BOISE – Economic hardship is still widespread five months after Idaho re-opened the economy, with many low- and middle-income Idahoans still experiencing income loss and difficulty paying for basic household expenses, according to September and October Census survey data analyzed in a new report by the Idaho Center for Fiscal Policy. This ongoing hardship is making day-to-day life difficult for many Idaho families, and hampering the economy’s full recovery. To address the hardship, Idaho lawmakers could provide direct aid to families most impacted by the recession and invest in core public services that support long-term economic growth, such as education and transportation. 

Modest-earning households bear the brunt of the hardship. Half of Idahoans earning less than $35,000 per year have experienced income loss since March, and about one-third of households earning more than $35,000 per year have experienced income loss since March.

Looking ahead, Idahoans of all income levels report that they expect to continue to lose income this fall. Nearly 1 in 4 of Idaho families earning less than $35,000 per year anticipate income loss between now and December and about 1 in 6 households earning more than $35,000 per year do.

“Continued pandemic-related hardship among Idahoans is heart-breaking. Not only does it damage lives in our communities, it hinders our state’s fragile recovery from the recession” said Alejandra Cerna Rios, director of the Idaho Center for Fiscal Policy. “While it is up to federal policymakers to address another relief package that can meet the needs at scale, state policy makers can also play a role in pro-active responses. Direct assistance to Idaho households most impacted by job and income loss and investments in long-term economic growth such as public schools, transportation, and other key public services are common-sense policy goals.”

Idaho’s volatile unemployment is a considerable driver of income loss in the state. Unemployment in Idaho is more widespread for women and younger workers because industries such as hospitality, retail, and non-emergency health care are typically staffed by women and young workers.

Due to job and income loss caused by the pandemic, many Idaho families continue to have difficulty making ends meet. Over 55 percent of Idaho households making less than $25,000 per year and about a third of middle-income households report difficulty paying for household necessities.

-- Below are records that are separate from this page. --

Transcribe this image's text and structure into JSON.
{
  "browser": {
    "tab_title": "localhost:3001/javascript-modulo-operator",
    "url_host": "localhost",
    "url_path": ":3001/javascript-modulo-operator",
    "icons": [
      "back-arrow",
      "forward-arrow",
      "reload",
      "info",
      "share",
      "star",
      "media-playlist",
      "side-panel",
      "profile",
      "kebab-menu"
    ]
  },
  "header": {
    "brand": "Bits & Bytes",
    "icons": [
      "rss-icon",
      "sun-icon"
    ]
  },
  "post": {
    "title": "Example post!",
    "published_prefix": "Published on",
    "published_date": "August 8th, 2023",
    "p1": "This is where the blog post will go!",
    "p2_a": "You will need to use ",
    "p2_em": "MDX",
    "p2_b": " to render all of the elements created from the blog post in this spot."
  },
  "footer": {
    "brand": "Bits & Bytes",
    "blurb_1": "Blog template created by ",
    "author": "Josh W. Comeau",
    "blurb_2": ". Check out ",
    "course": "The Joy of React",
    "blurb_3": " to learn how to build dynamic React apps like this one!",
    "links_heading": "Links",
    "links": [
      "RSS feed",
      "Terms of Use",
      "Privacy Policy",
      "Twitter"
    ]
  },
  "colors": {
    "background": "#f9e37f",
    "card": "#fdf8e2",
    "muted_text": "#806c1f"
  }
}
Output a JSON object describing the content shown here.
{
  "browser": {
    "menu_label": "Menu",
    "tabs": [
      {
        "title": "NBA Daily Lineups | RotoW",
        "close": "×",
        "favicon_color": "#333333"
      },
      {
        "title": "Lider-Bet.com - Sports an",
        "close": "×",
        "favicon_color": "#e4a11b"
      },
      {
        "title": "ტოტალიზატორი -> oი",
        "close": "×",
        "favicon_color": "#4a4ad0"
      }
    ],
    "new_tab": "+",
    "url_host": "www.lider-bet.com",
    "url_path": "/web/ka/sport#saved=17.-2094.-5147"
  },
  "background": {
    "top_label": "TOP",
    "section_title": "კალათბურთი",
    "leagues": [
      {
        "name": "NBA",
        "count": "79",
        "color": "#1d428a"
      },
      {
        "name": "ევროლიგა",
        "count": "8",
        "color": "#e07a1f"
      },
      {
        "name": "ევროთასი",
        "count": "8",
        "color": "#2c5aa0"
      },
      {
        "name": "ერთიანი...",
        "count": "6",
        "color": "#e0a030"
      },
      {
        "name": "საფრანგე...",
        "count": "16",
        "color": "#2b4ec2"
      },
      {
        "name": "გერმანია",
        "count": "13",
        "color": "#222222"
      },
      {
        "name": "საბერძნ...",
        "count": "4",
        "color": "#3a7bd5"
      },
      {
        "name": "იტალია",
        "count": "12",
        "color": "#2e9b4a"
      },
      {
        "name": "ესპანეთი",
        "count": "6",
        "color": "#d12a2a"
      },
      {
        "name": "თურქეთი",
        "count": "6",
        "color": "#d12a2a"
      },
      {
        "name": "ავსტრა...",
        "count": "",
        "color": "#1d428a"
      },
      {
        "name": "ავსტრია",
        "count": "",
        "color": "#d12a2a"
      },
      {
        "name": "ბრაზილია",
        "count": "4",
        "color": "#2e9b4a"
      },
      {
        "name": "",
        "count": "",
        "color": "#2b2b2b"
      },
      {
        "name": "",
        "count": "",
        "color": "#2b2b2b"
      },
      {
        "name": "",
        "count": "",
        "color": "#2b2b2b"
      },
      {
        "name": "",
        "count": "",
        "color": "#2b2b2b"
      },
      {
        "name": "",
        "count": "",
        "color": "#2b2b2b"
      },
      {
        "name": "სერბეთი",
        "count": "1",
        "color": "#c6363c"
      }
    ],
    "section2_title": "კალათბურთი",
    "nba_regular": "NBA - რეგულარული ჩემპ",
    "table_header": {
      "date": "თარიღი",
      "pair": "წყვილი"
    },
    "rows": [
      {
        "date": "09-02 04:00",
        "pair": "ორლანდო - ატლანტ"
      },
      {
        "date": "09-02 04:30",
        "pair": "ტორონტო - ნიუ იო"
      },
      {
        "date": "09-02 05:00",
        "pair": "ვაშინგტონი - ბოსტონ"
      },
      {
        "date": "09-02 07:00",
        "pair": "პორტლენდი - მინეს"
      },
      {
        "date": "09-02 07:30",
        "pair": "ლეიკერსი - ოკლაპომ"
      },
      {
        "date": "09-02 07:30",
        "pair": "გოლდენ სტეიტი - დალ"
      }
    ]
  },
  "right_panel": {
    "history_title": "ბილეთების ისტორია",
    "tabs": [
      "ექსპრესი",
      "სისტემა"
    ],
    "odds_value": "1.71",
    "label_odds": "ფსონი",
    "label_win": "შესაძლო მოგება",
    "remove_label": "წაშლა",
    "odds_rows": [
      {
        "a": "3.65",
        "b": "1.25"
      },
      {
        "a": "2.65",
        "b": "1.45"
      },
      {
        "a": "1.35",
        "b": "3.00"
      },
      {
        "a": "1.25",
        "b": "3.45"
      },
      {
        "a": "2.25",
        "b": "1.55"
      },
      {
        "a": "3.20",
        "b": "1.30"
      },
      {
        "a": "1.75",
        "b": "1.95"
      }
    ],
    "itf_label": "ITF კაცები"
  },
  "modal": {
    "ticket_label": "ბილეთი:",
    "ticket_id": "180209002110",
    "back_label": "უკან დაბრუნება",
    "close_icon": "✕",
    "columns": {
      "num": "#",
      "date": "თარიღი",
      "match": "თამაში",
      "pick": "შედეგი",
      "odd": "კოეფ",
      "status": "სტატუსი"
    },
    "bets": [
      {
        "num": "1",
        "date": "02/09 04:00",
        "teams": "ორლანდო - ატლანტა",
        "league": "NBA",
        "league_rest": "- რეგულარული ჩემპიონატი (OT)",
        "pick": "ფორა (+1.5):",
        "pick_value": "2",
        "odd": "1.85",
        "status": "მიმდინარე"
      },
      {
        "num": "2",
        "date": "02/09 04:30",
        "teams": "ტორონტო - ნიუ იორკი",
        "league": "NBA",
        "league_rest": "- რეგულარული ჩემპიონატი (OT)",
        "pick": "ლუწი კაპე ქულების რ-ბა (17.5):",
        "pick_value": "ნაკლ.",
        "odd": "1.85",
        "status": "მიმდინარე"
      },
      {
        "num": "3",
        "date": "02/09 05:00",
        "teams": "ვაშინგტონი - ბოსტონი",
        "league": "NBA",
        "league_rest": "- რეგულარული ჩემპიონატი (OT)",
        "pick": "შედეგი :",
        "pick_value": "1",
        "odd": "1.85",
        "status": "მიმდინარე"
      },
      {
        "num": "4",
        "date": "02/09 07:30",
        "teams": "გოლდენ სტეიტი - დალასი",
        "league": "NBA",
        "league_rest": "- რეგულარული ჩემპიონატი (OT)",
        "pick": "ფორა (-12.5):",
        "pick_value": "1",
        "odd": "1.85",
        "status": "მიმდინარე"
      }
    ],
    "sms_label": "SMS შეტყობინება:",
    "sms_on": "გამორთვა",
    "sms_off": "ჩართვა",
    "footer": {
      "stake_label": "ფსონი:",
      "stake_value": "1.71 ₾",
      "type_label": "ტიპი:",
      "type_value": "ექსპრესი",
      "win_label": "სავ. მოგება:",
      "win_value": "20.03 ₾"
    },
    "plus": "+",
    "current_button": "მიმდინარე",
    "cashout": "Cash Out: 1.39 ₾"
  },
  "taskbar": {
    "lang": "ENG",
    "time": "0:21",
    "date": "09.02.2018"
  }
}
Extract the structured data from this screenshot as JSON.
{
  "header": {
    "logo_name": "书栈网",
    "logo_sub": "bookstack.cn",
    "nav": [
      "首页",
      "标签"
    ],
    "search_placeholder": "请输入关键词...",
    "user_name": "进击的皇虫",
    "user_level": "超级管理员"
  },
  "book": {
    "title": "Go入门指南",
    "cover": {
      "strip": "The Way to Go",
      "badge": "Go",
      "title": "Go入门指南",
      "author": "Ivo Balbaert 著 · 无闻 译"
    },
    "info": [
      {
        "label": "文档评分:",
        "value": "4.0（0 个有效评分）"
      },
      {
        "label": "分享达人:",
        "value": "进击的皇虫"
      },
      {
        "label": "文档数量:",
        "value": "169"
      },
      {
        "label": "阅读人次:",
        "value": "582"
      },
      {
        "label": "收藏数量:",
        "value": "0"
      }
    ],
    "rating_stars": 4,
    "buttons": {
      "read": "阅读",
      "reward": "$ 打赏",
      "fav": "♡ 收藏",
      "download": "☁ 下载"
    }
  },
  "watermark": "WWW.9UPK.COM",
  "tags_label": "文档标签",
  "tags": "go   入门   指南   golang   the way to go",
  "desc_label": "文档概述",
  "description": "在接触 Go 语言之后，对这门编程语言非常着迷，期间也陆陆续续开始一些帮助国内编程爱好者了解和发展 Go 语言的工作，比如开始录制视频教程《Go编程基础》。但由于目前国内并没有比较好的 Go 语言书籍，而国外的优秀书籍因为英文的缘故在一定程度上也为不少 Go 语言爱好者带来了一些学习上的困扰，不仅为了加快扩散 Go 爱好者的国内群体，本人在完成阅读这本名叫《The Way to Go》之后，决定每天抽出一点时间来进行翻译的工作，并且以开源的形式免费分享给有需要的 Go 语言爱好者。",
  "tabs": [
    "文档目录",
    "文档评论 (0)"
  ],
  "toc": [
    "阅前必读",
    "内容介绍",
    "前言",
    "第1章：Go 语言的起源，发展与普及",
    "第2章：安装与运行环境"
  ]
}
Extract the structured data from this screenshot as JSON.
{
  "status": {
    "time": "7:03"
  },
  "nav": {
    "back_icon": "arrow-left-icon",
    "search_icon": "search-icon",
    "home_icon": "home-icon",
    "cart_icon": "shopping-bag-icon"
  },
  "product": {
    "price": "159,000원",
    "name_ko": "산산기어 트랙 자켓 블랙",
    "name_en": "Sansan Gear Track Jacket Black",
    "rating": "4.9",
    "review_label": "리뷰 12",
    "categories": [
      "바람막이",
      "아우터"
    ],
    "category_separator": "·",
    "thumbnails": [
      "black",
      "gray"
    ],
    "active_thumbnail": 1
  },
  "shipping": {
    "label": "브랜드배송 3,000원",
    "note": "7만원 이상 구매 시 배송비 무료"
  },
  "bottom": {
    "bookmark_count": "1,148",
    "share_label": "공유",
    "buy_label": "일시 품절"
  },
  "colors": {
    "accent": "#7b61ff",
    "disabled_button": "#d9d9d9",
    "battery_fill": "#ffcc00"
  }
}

Idaho’s post-secondary education enrollment goals are also threatened by pandemic-related enrollment drops. Over a third of Idaho households reported that a member of their household cancelled plans to attend a post-secondary institution this fall. Pandemic related barriers to post-secondary enrollment may be an additional impediment to Idaho reaching the goal that 60 percent of young adults will receive a post-secondary degree or certificate, which state policy makers set to ensure that Idaho businesses have access to the highly skilled workforce they need.